The matter was taken out of my hands when my father picked up the shuttlecock from the ground, put it firmly into my hands and said, "I think you need some exercise. You are only a shadow of yourself." Then he clarified, "A well fed noontime shadow."
I gave up and said, "OK beta. Let us play."
I watched the other members of our family trickling into their cosy rooms. They were content to see us play from their balconies and wave to us from time to time to boost our morale.
At first I dropped all the shots, there was no victory in my volley and my serves always unerringly landed in the wettest part of the flower beds of the garden. But slowly with encouragement from my nephew, whose cherubic face as a baby is still imprinted on my heart, my game began to improve.
I was reminded of the way his mother used to effortlessly thrash me at the game when we were children. She had very nimble feet and although I was much lighter than her, I am convinced I had wooden legs back then. She played at State levels and I played at Family levels!!
Decades later her son and I were playing another match. I was playing with him and reliving all my days with her. At times I felt she stood there in his avatar and not up there in one of the balconies.
We played for a long time while the cold breeze dutifully dried our sweat soaked sweaters and faces. Midway in one of our volleys it occurred to me that my nephew could be tired.

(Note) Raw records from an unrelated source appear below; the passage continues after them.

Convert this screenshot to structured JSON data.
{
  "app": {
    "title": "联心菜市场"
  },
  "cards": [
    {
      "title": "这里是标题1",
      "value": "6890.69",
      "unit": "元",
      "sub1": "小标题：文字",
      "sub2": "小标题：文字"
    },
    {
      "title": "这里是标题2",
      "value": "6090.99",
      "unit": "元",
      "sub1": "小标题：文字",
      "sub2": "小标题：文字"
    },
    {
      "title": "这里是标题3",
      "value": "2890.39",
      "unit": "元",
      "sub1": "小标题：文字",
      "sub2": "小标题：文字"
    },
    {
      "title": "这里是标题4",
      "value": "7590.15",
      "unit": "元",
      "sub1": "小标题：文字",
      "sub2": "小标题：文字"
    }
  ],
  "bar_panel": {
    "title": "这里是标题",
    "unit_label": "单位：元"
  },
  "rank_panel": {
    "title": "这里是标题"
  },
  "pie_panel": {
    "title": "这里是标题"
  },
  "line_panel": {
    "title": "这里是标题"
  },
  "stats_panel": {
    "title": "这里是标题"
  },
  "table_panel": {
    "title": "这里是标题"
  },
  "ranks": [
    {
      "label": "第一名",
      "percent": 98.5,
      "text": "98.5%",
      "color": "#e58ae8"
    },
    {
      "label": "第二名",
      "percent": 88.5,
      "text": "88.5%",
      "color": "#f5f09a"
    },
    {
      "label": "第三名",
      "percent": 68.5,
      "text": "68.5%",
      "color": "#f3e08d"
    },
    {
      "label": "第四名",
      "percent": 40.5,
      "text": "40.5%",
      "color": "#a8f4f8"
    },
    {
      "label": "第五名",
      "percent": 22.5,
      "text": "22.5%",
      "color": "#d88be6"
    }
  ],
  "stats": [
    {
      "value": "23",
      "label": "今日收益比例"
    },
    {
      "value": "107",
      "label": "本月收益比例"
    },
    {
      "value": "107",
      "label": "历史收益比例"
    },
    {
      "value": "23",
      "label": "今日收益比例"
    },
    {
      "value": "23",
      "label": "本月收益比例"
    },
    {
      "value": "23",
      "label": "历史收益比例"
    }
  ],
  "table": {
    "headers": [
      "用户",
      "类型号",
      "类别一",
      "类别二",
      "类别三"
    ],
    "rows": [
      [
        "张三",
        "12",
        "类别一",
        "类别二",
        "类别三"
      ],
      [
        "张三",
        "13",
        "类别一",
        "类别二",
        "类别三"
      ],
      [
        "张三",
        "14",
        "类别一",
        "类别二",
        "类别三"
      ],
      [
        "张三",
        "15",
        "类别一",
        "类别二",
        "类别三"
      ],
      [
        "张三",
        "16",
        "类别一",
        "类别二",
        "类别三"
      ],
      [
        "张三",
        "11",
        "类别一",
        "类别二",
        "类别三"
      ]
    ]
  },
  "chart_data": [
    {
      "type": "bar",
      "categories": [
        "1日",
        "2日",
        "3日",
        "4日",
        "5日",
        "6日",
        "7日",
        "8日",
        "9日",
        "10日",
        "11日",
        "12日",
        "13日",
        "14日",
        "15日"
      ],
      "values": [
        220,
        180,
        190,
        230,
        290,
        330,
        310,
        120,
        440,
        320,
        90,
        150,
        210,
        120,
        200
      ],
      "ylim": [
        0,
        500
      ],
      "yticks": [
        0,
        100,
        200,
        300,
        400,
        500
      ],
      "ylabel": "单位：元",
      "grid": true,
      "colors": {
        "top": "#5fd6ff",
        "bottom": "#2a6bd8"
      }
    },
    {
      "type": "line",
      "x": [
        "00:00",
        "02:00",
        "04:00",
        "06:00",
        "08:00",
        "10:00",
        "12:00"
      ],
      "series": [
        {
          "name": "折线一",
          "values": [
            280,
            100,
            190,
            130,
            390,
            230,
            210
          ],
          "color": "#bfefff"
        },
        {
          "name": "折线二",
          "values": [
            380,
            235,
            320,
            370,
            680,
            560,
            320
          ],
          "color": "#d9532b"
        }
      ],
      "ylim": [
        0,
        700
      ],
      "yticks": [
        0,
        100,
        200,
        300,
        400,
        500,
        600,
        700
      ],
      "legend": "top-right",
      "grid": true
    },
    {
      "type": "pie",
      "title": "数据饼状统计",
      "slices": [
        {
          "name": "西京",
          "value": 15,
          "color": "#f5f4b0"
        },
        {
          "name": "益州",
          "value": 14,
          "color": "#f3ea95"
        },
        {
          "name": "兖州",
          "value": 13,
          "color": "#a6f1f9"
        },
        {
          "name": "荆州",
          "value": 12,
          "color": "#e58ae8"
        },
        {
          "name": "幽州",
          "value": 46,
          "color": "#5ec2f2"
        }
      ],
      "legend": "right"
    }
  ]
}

I stopped and shouted across the question. He replied with a particularly clever flick of his wrist and sent me rushing to the net. Too late. As I bent to pick up the shuttlecock I heard, "Mausi, let us play some more". I could not help thinking that after all those years I was still being made to run about. First by his mother and now by her son!!
And oh, I have not bought myself any dwelling in the seven hills. Yet.